A long-baffling archive of more than 400,000 medieval manuscripts – written in Hebrew, Aramaic, Arabic and Yiddish – is now being brought into the digital age by a project using advanced artificial intelligence to decipher and transcribe what was once inaccessible text. The collection, part of the Cairo Geniza, spans roughly a thousand years and remained largely untapped because its documents are fragmented, handwritten in diverse scripts and mostly uncatalogued.
The initiative, driven by the MiDRASH transcription project, applies machine-learning models to read and convert images of manuscripts into searchable text. Where only about 10% of the Geniza’s contents had been transcribed before, the AI now dramatically accelerates the process and enables researchers to cross-reference names, terms and events across the archive in ways that were previously impossible.

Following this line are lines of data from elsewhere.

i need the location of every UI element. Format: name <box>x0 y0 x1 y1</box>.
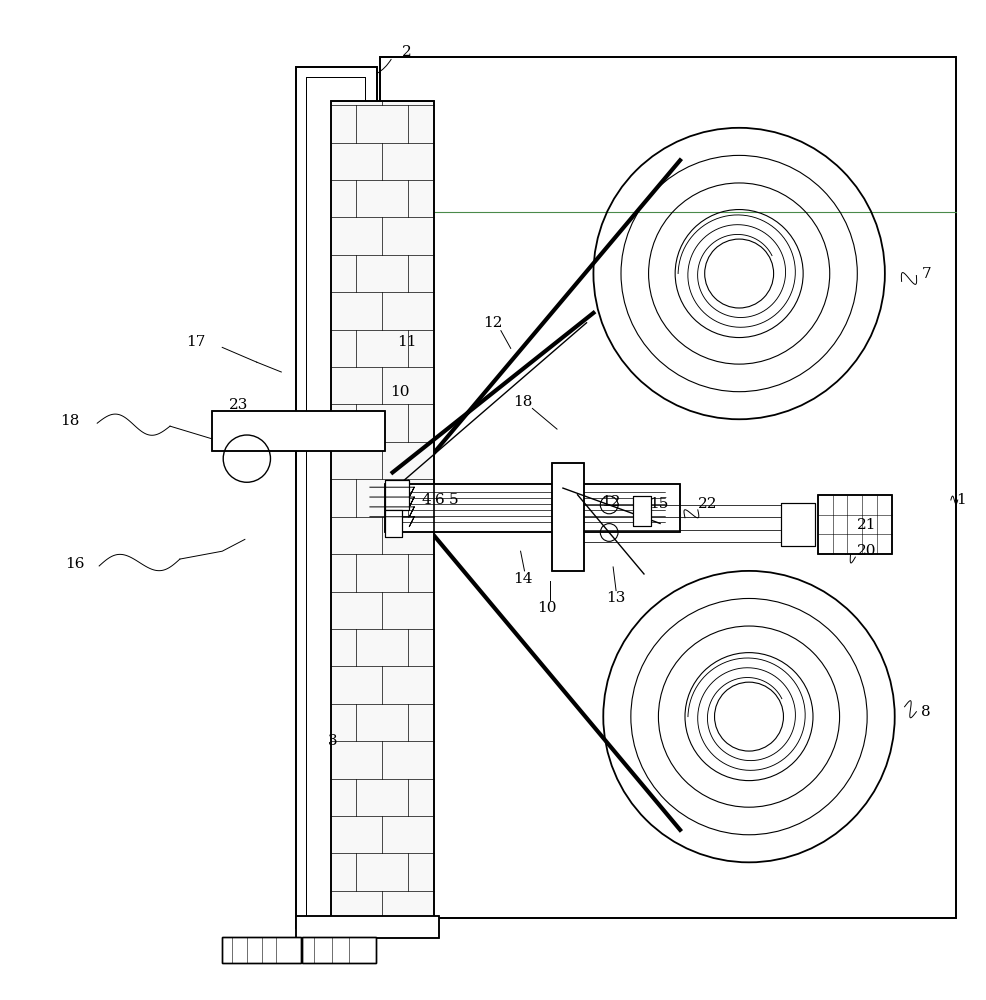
Text: 10: 10 <box>389 385 409 399</box>
Text: 5: 5 <box>449 493 458 507</box>
Bar <box>302 937 376 963</box>
Bar <box>330 101 434 928</box>
Text: 7: 7 <box>921 267 931 281</box>
Bar <box>385 510 402 537</box>
Bar <box>781 503 815 546</box>
Bar <box>552 463 584 571</box>
Bar <box>296 67 377 928</box>
Bar <box>296 916 439 938</box>
Text: 12: 12 <box>483 316 503 330</box>
Bar <box>380 57 955 918</box>
Bar <box>296 916 439 938</box>
Text: 10: 10 <box>537 601 557 615</box>
Text: 18: 18 <box>60 414 79 428</box>
Text: 15: 15 <box>649 497 669 511</box>
Text: 12: 12 <box>601 495 621 509</box>
Bar <box>385 480 409 510</box>
Bar <box>552 463 584 571</box>
Bar <box>306 77 365 918</box>
Text: 1: 1 <box>955 493 965 507</box>
Text: 4: 4 <box>421 493 431 507</box>
Bar <box>212 411 385 451</box>
Bar <box>212 411 385 451</box>
Bar <box>633 496 651 526</box>
Text: 2: 2 <box>401 45 411 59</box>
Text: 13: 13 <box>606 591 626 605</box>
Bar <box>302 937 376 963</box>
Text: 22: 22 <box>698 497 718 511</box>
Text: 6: 6 <box>435 493 445 507</box>
Text: 8: 8 <box>921 705 931 719</box>
Bar <box>222 937 301 963</box>
Text: 20: 20 <box>858 544 877 558</box>
Bar <box>385 510 402 537</box>
Text: 17: 17 <box>186 335 205 349</box>
Bar <box>633 496 651 526</box>
Text: 11: 11 <box>397 335 417 349</box>
Bar <box>385 480 409 510</box>
Bar <box>380 57 955 918</box>
Bar <box>818 495 891 554</box>
Bar <box>330 101 434 928</box>
Bar <box>385 484 680 532</box>
Bar <box>306 77 365 918</box>
Text: 16: 16 <box>65 557 84 571</box>
Bar <box>296 67 377 928</box>
Text: 14: 14 <box>513 572 532 586</box>
Text: 18: 18 <box>513 395 532 409</box>
Bar <box>781 503 815 546</box>
Bar <box>222 937 301 963</box>
Bar <box>818 495 891 554</box>
Text: 23: 23 <box>230 398 248 412</box>
Text: 21: 21 <box>858 518 877 532</box>
Text: 3: 3 <box>327 734 337 748</box>
Bar <box>385 484 680 532</box>
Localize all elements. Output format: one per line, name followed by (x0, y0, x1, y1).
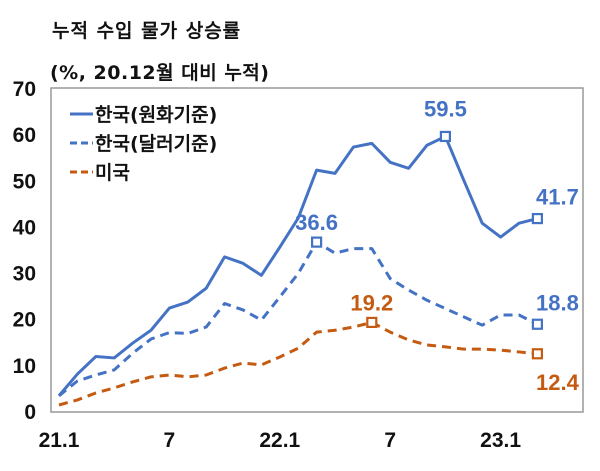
data-label: 12.4 (536, 370, 580, 395)
y-tick-label: 60 (13, 124, 36, 147)
point-marker (531, 318, 544, 330)
data-label: 18.8 (536, 290, 579, 315)
legend-label: 한국(원화기준) (95, 104, 217, 126)
y-tick-label: 20 (13, 309, 36, 332)
point-marker (439, 130, 451, 143)
x-axis: 21.1 7 22.1 7 23.1 (39, 429, 522, 452)
legend-label: 한국(달러기준) (95, 133, 217, 155)
x-tick-label: 22.1 (259, 429, 300, 452)
plot-frame (50, 87, 584, 413)
y-tick-label: 10 (13, 355, 36, 378)
y-tick-label: 40 (13, 216, 36, 239)
chart-title: 누적 수입 물가 상승률 (52, 20, 242, 42)
y-tick-label: 30 (13, 263, 36, 286)
series-line-1 (58, 240, 539, 397)
y-tick-label: 70 (13, 78, 36, 101)
point-marker (531, 212, 544, 225)
data-label: 41.7 (536, 185, 579, 210)
data-labels: 59.5 41.7 36.6 18.8 19.2 12.4 (295, 96, 579, 394)
data-label: 19.2 (350, 290, 393, 315)
series-lines (57, 134, 539, 407)
x-tick-label: 7 (164, 429, 176, 452)
x-tick-label: 7 (384, 429, 396, 452)
y-axis: 0 10 20 30 40 50 60 70 (13, 78, 36, 424)
point-marker (366, 316, 378, 329)
legend: 한국(원화기준) 한국(달러기준) 미국 (70, 104, 217, 184)
chart-subtitle: (%, 20.12월 대비 누적) (50, 62, 270, 84)
point-marker (311, 236, 323, 248)
data-label: 36.6 (295, 210, 338, 235)
series-line-2 (58, 320, 538, 407)
point-marker (531, 348, 544, 360)
legend-label: 미국 (95, 162, 130, 184)
data-label: 59.5 (424, 96, 467, 121)
y-tick-label: 0 (24, 401, 36, 424)
x-tick-label: 23.1 (480, 429, 521, 452)
y-tick-label: 50 (13, 170, 36, 193)
x-tick-label: 21.1 (39, 429, 80, 452)
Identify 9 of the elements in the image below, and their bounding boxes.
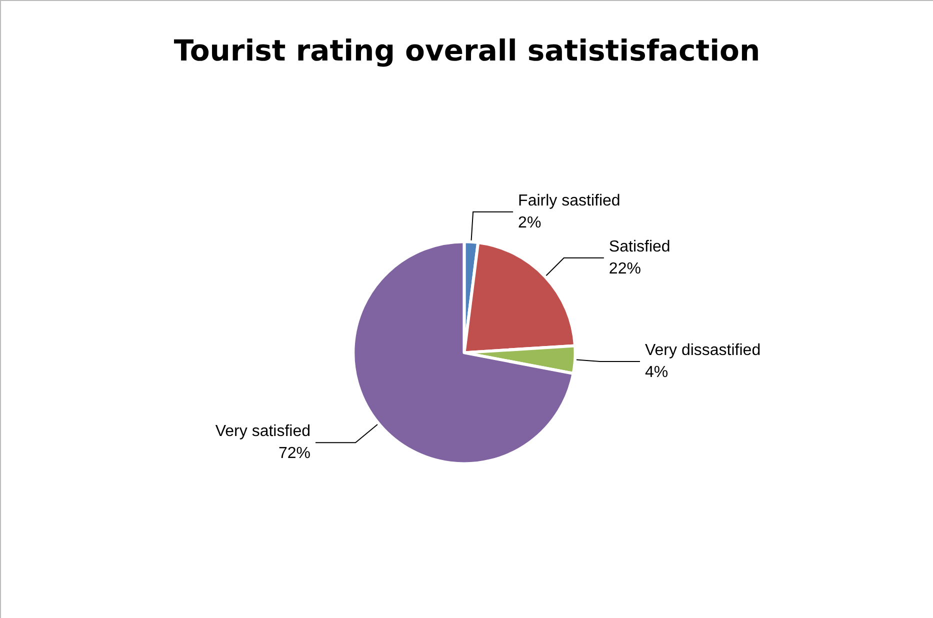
slice-label: Fairly sastified — [518, 192, 620, 210]
slice-label: Very dissastified — [644, 342, 761, 360]
data-label: 22% — [608, 260, 641, 278]
data-label: 72% — [278, 445, 311, 462]
slice-label: Very satisfied — [215, 423, 311, 440]
data-label: 4% — [644, 364, 668, 382]
chart-title: Tourist rating overall satistisfaction — [174, 34, 760, 68]
slice-label: Satisfied — [608, 238, 670, 256]
data-label: 2% — [518, 214, 542, 232]
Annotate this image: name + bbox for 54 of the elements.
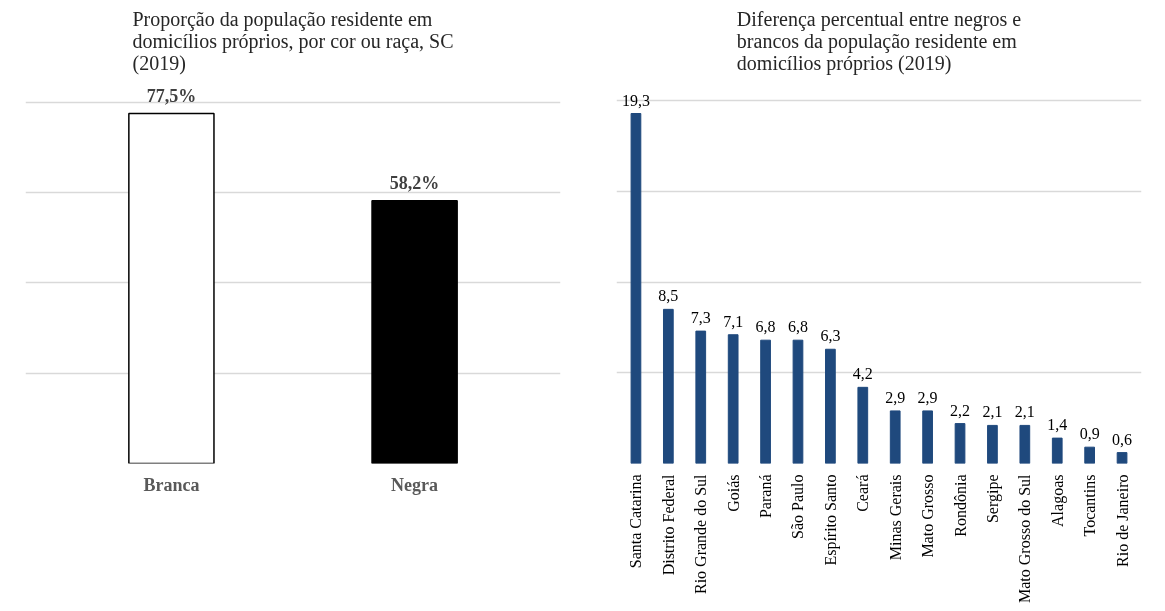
x-tick-label: Santa Catarina [627,474,645,569]
data-label: 2,9 [917,388,938,406]
bar [1084,446,1096,464]
bar [954,423,966,464]
data-label: 6,8 [787,318,808,336]
x-tick-label: Branca [143,474,200,495]
data-label: 1,4 [1047,416,1068,434]
bar [1116,452,1128,464]
x-tick-label: Espírito Santo [821,474,840,566]
x-tick-label: São Paulo [789,474,807,539]
x-tick-label: Ceará [854,474,872,512]
data-label: 0,9 [1079,425,1100,443]
chart-title: Diferença percentual entre negros e brancos da população residente em domicílios próprios (2019) [736,7,1022,75]
x-tick-label: Sergipe [983,474,1002,524]
x-tick-label: Mato Grosso [919,474,937,558]
bar [922,410,933,464]
bar [662,308,674,464]
x-tick-label: Alagoas [1048,474,1067,527]
data-label: 2,2 [950,401,971,419]
x-tick-label: Rio Grande do Sul [692,473,710,595]
data-label: 0,6 [1112,430,1133,448]
x-tick-label: Rio de Janeiro [1113,474,1131,567]
bar [695,330,707,464]
data-label: 2,1 [982,403,1003,421]
data-label: 77,5% [146,85,197,106]
bar [1051,437,1063,464]
x-tick-label: Minas Gerais [886,474,904,561]
data-label: 6,8 [755,318,776,336]
bar [727,334,739,464]
bar [825,348,836,464]
data-label: 4,2 [852,365,873,383]
x-tick-label: Negra [391,474,439,495]
data-label: 8,5 [658,287,679,305]
bar [1019,424,1031,464]
bar [760,339,771,464]
bar [857,386,869,464]
x-tick-label: Rondônia [951,474,969,537]
data-label: 7,3 [690,309,711,327]
x-tick-label: Paraná [757,474,775,519]
bar [630,113,642,464]
x-tick-label: Tocantins [1081,474,1099,537]
x-tick-label: Goiás [724,474,742,512]
data-label: 2,1 [1014,403,1035,421]
data-label: 6,3 [820,327,841,345]
bar [792,339,804,464]
chart-title: Proporção da população residente em domicílios próprios, por cor ou raça, SC (2019) [132,7,454,75]
x-tick-label: Distrito Federal [659,473,677,576]
data-label: 2,9 [885,388,906,406]
data-label: 58,2% [389,172,440,193]
data-label: 7,1 [723,312,744,330]
bar [987,424,998,464]
bar [889,410,901,464]
x-tick-label: Mato Grosso do Sul [1016,473,1034,603]
data-label: 19,3 [621,91,650,109]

Already, the project has surfaced documents that offer vivid glimpses into daily life and social history – including a 16th-century Yiddish letter from a widow in Jerusalem to her son in plague-ridden Cairo. Such personal records, along with religious, civic and commercial documents, are helping to reconstruct centuries-old networks of trade, scholarship and community life.
For historians, linguists and scholars of religion, the impact could be transformative. The newly accessible records may reshape understanding of medieval Jewish, Middle Eastern and Mediterranean history – offering unprecedented detail about migration, commerce, correspondence, religious practice and cultural exchange. Yet the challenge remains to ensure accurate transcription across languages and scripts, and to make the translated records broadly available for verification and study.
The deeper question is whether this marriage of old manuscripts and new AI will fundamentally change how societies preserve and interpret cultural heritage – turning what was once a locked archive into a source of insight for future generations.